幼なじみのケイのことは、顔すら覚えていないのに……。
確かハナサカだったかサキサカだったか名字も正確には思い出せなくなってしまった。
10年も経てば、誰だってそうだと思う。輪郭に瞳に鼻筋に唇にモザイクが掛かって、昨夜見た夢のように、そのぼんやりとしたモザイクすらも時と共にどんどんと薄れていく。
別にそれを悲しいとは思わない。ケイの勝気な声だけは、記憶の中でいつまでも木霊し溢れているから。

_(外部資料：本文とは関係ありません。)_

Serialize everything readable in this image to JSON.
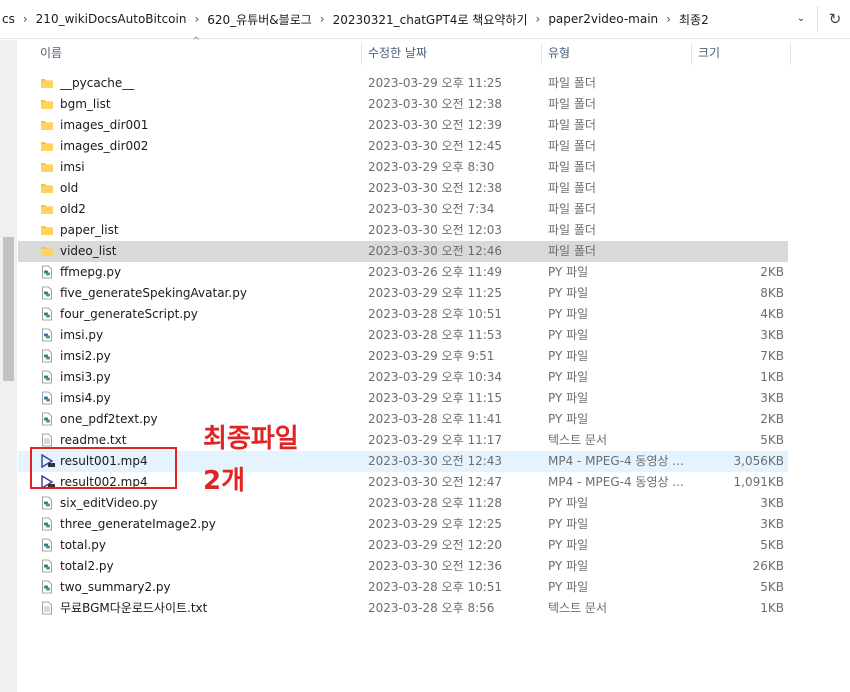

――レイくん、風の神様の物語、知ってる?昨日お母さんに教えてもらったの。そしたらね、そしたらねっ、すっごいんだよ。どんな願い事でもたちどころに叶っちゃうんだって。だからいまから五つ葉のクローバー、探しに行こ。
笑えた。
風の神様の物語から飛躍し願い事がたちどころに叶うというくだりまでの説明が完全に抜け落ちているケイの言い草に。
だから五つ葉のクローバーを探しに行こうと言われても、どうしてそこにたどり着くのか、意味がわからなかった。
ただあの時ハッキリとわかっていたことはあった。暮らしていた山峡の集落がダムの建設計画によって湖の底に沈んでしまうということ、そしてその年の夏を最後にケイとは離れ離れになるということ。
だから必死になって探したんだ。
ケイに悪態をつきながらも、五つ葉のクローバーを――。